En Núremberg, un anochecer, Tycho salió de la posada y se dirigió a las murallas con su ingenio cruciforme en mano. Le seguía un joven que también era estudiante y que había cenado en una mesa contigua y cuyas maniobras de aproximación Tycho ya había rechazado. Un príncipe danés no debía relacionarse con cualquiera, aunque ese cualquiera tuviera buena apariencia. El noble comenzó a subir las escaleras que conducían al camino de ronda. El otro continuaba pegado a sus faldones. Agobiado por su presencia, Tycho se volvió y dijo:
—¿Qué queréis de mí?
—Excusadme, señor Brahe, pero…
Tycho comprendió que el estudiante le había reconocido por la manera en que su mirada turbada se había deslizado hasta su nariz postiza.
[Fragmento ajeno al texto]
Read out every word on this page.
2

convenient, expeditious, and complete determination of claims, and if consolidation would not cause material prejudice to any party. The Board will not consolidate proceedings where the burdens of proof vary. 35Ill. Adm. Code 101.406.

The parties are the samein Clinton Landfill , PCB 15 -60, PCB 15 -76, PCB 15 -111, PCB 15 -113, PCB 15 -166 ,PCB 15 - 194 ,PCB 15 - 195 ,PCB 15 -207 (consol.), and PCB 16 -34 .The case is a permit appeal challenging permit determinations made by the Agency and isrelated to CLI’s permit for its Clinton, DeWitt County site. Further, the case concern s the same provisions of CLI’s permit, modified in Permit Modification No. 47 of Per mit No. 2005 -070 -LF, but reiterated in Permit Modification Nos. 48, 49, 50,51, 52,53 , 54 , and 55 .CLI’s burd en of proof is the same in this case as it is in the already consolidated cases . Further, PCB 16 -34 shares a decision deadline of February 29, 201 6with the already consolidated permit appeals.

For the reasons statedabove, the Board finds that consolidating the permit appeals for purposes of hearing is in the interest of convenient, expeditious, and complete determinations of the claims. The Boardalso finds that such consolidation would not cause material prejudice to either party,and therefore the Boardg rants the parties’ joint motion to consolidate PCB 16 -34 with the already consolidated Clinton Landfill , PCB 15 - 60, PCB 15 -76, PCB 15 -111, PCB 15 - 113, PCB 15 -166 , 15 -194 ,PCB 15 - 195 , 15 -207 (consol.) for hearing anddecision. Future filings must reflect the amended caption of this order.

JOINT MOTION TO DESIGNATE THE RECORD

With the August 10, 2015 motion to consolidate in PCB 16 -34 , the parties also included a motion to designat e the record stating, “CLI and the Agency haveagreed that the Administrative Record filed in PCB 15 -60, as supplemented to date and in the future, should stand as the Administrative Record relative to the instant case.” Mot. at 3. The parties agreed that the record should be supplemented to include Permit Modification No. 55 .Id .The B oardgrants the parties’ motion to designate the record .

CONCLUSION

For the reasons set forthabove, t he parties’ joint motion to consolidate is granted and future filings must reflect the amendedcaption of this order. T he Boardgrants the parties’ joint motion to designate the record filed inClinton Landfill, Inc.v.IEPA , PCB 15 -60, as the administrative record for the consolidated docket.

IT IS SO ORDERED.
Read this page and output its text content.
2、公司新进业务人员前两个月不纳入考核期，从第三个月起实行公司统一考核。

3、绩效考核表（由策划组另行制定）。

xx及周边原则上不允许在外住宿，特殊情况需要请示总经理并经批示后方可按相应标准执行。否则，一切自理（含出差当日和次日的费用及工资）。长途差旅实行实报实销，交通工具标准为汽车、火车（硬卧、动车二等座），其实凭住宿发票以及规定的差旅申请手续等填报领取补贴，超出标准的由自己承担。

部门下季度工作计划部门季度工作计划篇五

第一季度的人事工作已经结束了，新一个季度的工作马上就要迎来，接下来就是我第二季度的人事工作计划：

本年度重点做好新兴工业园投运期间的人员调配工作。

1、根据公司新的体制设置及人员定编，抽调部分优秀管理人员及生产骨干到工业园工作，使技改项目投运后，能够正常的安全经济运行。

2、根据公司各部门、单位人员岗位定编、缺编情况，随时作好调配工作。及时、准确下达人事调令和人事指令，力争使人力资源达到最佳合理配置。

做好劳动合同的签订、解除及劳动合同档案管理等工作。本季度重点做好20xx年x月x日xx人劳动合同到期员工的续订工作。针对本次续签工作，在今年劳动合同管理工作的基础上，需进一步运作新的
Estaba acostumbrado a ello.
—… pero —prosiguió el desconocido— tenemos un amigo común que me ha informado de cómo encontraros: Bartholomäus Scultetus.
—¿Schultz? Al pasar por Leipzig estuve a punto de verlo: acababa de volver a su casa.
—Precisamente allí nos entrevistamos, y me aseguró que con un poco de suerte podría encontraros de camino. Perdón, aún no me he presentado… Michael Maestlin, licenciado por la universidad de Heidelberg, geómetra y, sobre todo, tan enamorado de Urania como vos y como Scultetus.
—¿Y si fuésemos a hablar de todo esto a otro sitio que no fuesen estas escaleras?
Como Tycho señalase su bastón de Jacob, Maestlin se encogió de hombros y afirmó débilmente que las estrellas no se moverían de allí a la siguiente noche. Aquel comentario no gustó al danés, sorprendido de que un estudiante, visiblemente más joven que él, plebeyo y sin dinero, se dirigiese de una manera tan desenvuelta a alguien de su rango. Además, el otro era diplomado en las materias que le estaban prohibidas y, encima, por Heidelberg. Unos ligeros celos incrementaron su antipatía instintiva por aquel muchacho risueño, cuyos rasgos aún no habían salido de la infancia. ¿Y por qué ese Maestlin no había creído oportuno presentarse con la traducción latina de su patronímico, como era la costumbre? ¿Por qué iba el vestido con la vestimenta negra de un pastor? ¿Por qué no llevaba otras armas que aquel enorme bastón con un puño de marfil? Sin embargo, picado por la curiosidad de conocer a ese otro «enamorado de Urania», Tycho lo siguió hasta una taberna cercana a la casa de Durero, peregrinaje obligado para todo estudiante que pasaba por Núremberg.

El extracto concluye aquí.